Anoche tuve un sueño de esos que se deslizan entre lo onírico y lo enigmático, un sueño de contornos difusos pero cargado de una intensidad emocional difícil de explicar. Me encontraba en un bar situado a la entrada de Losar de la Vera, uno de nuestros pequeños nirvanas personales, al que solemos regresar cuando el cuerpo lo necesita y la mente lo exige. Un refugio de calma, de arboles y de agua clara, donde el tiempo parece detenerse y la vida recobra algo de su sentido esencial.
Era un lugar conocido, aunque apenas visitado en un par de ocasiones al llegar a la localidad: ese bar modesto donde acostumbramos tomar un café reparador antes de instalarnos en Hostería Fontivieja. Sin embargo, en el sueño el bar parecía tener algo distinto, una atmósfera cargada de presagios, como si el tiempo se hubiera desplazado levemente de su eje.
Allí, en la barra, sentado junto a mí sin anuncio previo ni explicación razonable, se encontraba Tom Skerritt, el actor. Su rostro, curtido por la experiencia y suavizado por cierta melancolía, estaba medio oculto tras una copa de vino oscuro , o quizás era un licor más fuerte, más antiguo, más literario. El ambiente era cálido, con ese murmullo de fondo que tienen los bares habitados por silencios densos y conversaciones a media voz.
Sin saber cómo, comenzamos a hablar. De la vida, del tiempo que se nos escapa entre los dedos, de los lugares que nunca conoceremos y de los libros que jamás leeremos. Hablamos también del amor, o del desamor, que acaso sea su reflejo invertido, y él, con una serenidad que no admitía réplica, me confesó no saber ya si ambas cosas eran lo mismo o apenas se parecían.

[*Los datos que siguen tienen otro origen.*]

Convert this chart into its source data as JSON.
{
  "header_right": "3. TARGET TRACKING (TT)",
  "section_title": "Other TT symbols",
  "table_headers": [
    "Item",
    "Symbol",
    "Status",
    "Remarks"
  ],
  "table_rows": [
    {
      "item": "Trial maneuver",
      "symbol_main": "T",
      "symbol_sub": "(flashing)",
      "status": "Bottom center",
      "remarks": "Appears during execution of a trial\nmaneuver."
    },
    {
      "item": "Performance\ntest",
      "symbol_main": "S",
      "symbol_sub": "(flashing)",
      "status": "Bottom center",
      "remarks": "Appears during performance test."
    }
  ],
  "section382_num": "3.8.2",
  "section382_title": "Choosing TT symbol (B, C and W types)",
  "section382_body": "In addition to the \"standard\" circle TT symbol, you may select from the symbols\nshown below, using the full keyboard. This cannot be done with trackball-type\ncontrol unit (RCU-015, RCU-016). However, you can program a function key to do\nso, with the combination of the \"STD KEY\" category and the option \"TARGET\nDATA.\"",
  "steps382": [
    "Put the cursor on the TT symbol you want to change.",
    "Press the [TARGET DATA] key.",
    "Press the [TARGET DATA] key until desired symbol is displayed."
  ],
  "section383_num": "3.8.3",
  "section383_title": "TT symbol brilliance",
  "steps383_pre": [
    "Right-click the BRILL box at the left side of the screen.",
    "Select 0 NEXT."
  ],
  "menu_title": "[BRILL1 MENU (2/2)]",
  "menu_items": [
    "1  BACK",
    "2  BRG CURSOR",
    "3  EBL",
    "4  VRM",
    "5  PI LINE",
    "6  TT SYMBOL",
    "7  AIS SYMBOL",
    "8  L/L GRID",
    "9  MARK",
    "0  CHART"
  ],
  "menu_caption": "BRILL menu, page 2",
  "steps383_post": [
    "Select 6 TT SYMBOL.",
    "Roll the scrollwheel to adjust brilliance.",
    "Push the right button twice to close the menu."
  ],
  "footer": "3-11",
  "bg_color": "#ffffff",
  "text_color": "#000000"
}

Fue entonces, en un instante suspendido entre el brillo de su copa y la claridad crepuscular que se filtraba por la ventana, cuando Skerritt me miró con una lucidez desarmante, levantó el vaso a la altura de su pecho y dijo, como quien deja caer una sentencia antigua:
"Al fin y al cabo, el amor no existe. Todo es un invento nacido de las noches de borrachera."
Y lo dijo sin cinismo, sin rencor, casi con ternura. Como si esa frase hubiese viajado con él mucho tiempo, como si no le perteneciera del todo. Me desperté poco después, con esa frase aún resonando en mi cabeza, como un eco de verdades posibles que se niegan a desaparecer con el amanecer.
Y desde entonces me pregunto si acaso no será cierto, si el amor, ese ideal al que tantas veces nos aferramos como náufragos a una tabla, no es más que una ficción colectiva, un espejismo al que damos forma entre brindis, anhelos y memorias mal recordadas. O tal vez, quién sabe, el amor sí exista… pero solo en los sueños que no queremos olvidar.